Why did the British win the Anglo-Boer War? The Boers had several chances to force favourable terms. However, they squandered whatever chance of victory they did have through bad organisation and by making the wrong choices at crucial stages. At the beginning of the war, they had no coherent war plan beyond taking defensive positions and awaiting the British offensive, although geography dictated an offensive campaign into the two colonies. Even then they neglected taking up the most favourable positions. Later in the war, a sound plan to invade the two colonies again was nullified by distrust between the Boer generals.
In contrast, after a disastrous start, the British did rather well. Lord Roberts conducted an excellent campaign, although he was badly mistaken in underestimating the Boers determination to continue with a guerrilla war. Lord Kitchener tied the noose ever tighter by laying waste to the countryside and removing almost the entire civilian population to concentration camps. The writer has extensively used Boer sources to reconstruct the Boers strategic and operational thinking and opens up their side for the first time in the English language.

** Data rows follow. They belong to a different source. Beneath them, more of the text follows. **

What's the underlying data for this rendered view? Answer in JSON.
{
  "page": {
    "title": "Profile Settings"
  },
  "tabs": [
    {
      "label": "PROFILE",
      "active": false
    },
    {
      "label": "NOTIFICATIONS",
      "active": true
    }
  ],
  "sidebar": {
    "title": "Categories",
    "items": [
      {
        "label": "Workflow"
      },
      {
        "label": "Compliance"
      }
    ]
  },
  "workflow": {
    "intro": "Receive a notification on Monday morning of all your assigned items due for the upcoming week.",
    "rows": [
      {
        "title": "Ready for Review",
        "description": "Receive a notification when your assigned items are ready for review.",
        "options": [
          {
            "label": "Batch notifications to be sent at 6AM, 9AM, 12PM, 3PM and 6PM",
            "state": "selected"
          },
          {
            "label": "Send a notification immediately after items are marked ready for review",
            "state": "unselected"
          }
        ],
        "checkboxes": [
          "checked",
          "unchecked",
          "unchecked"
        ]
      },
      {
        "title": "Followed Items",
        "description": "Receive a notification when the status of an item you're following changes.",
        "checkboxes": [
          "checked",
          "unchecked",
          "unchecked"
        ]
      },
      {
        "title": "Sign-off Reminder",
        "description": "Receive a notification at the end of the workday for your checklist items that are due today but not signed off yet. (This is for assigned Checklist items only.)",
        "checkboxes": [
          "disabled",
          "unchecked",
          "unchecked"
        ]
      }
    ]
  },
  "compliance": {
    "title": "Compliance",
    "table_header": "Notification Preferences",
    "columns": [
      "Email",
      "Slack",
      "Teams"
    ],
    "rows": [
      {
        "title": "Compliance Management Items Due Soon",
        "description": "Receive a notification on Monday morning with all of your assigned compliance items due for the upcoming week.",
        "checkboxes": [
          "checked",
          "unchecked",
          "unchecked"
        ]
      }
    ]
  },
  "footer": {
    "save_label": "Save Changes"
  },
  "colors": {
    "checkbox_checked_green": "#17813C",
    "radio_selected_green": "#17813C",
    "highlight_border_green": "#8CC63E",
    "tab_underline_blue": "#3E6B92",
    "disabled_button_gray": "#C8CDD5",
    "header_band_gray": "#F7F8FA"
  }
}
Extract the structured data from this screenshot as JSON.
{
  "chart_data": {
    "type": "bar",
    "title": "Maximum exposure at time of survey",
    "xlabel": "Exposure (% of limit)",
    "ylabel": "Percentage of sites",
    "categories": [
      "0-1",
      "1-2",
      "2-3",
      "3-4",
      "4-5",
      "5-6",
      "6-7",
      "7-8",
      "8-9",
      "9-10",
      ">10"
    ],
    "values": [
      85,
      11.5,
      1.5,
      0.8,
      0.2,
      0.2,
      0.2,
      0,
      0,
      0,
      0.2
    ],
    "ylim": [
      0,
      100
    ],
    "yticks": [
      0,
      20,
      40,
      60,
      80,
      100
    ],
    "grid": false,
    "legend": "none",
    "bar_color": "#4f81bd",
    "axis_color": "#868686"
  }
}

Leopold Scholtz is a South African historian and journalist. He studied at the University of Stellenbosch, the Rand Afrikaans University and the University of Leiden in the Netherlands, where he obtained a doctorate in history in 1978. He is the author and co-author of several books and academic articles about South African and European history. At present he is deputy editor of the Cape Town daily Die Burger as well as Extraordinary Professor of History at Stellenbosch.